Abstract

When male Sprague-Dawley rats were treated with 1 mg mercuric chloride (HgCl2)/kg, sc 6 hr prior to or simultaneously with a single 2.5-mmole/kg ip dose of bromobenzene and sacrificed 48 hr after the bromobenzene dose, the activities of serum transaminases (SGOT and SGPT) were found to be significantly reduced when compared with those obtained in bromobenzene-alone-treated rats. Similar phenomena were observed when rats were treated simultaneously with 1 or 2 mg HgCl2/kg and 1 mmole bromobenzene/kg, but not when bromobenzene was given 6 hr prior to HgCl2 injection. When 5 mmole bromobenzene/kg and 1 mg HgCl2/kg were given simultaneously to the animals, such an apparent reduction in bromobenzene toxicity was again observed. In each case, HgCl2 alone had no effect on the transaminase activities. HgCl2 (1 mg/kg, sc) treatment reduced the hepatic microsomal cytochrome P-450 content.
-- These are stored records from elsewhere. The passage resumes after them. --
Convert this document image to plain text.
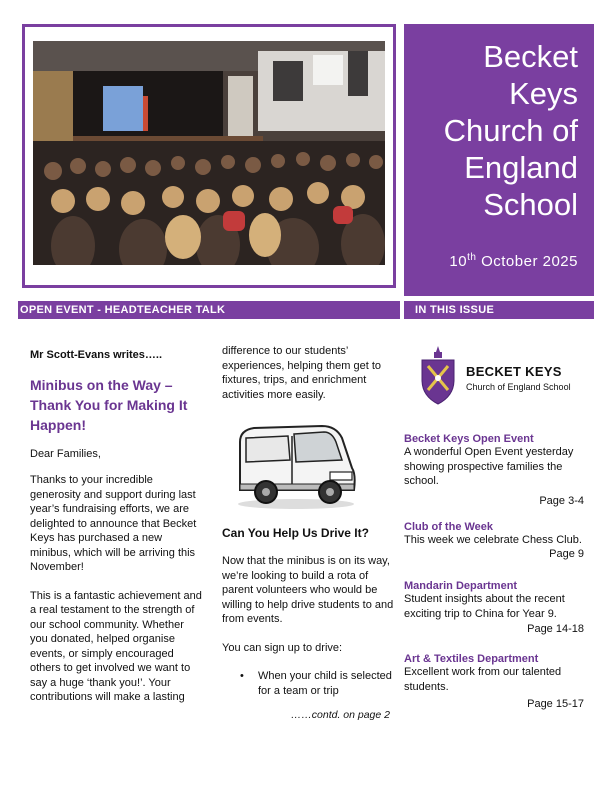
Becket
Keys
Church of
England
School
10th October 2025
OPEN EVENT - HEADTEACHER TALK	IN THIS ISSUE

Mr Scott-Evans writes…..

Minibus on the Way – Thank You for Making It Happen!

Dear Families,

Thanks to your incredible generosity and support during last year’s fundraising efforts, we are delighted to announce that Becket Keys has purchased a new minibus, which will be arriving this November!

This is a fantastic achievement and a real testament to the strength of our school community. Whether you donated, helped organise events, or simply encouraged others to get involved we want to say a huge ‘thank you!’. Your contributions will make a lasting

difference to our students’ experiences, helping them get to fixtures, trips, and enrichment activities more easily.

Can You Help Us Drive It?

Now that the minibus is on its way, we’re looking to build a rota of parent volunteers who would be willing to help drive students to and from events.

You can sign up to drive:

• When your child is selected for a team or trip

……contd. on page 2

BECKET KEYS
Church of England School
Becket Keys Open Event
A wonderful Open Event yesterday showing prospective families the school.
Page 3-4
Club of the Week
This week we celebrate Chess Club.
Page 9
Mandarin Department
Student insights about the recent exciting trip to China for Year 9.
Page 14-18
Art & Textiles Department
Excellent work from our talented students.
Page 15-17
Treatment with 1 mg HgCl2/kg 6 hr prior to bromobenzene injection (2.5 mmole/kg) significantly reduced the urinary excretion of para- and metabromophenols, and parabromocatechol during 0 to 24-hr period without affecting the urinary thioethers. These data suggest a possible reduction in the rate of formation of bromobenzene epoxide intermediate due to mercury pretreatment, resulting in a lowering of the steady state level of this epoxide so that an inhibition of hepatotoxicity due to bromobenzene could occur. However, simultaneous treatments of HgCl2 and bromobenzene failed to modify the urinary metabolic excretion pattern of bromobenzene. When rats were given 10, 50, and 100 ppm of HgCl2 in drinking water daily for 4 weeks prior to an ip injection of 2.5 mmole bromobenzene/kg and were sacrificed 48 hr after the dose, no changes in SGOT and SGPT activities were observed. These results indicate that changes in the metabolism and hepatotoxicity of bromobenzene due to mercury depend on (a) the dose and time of mercury administration, and (b) the mode of administration of mercury, acute or chronic.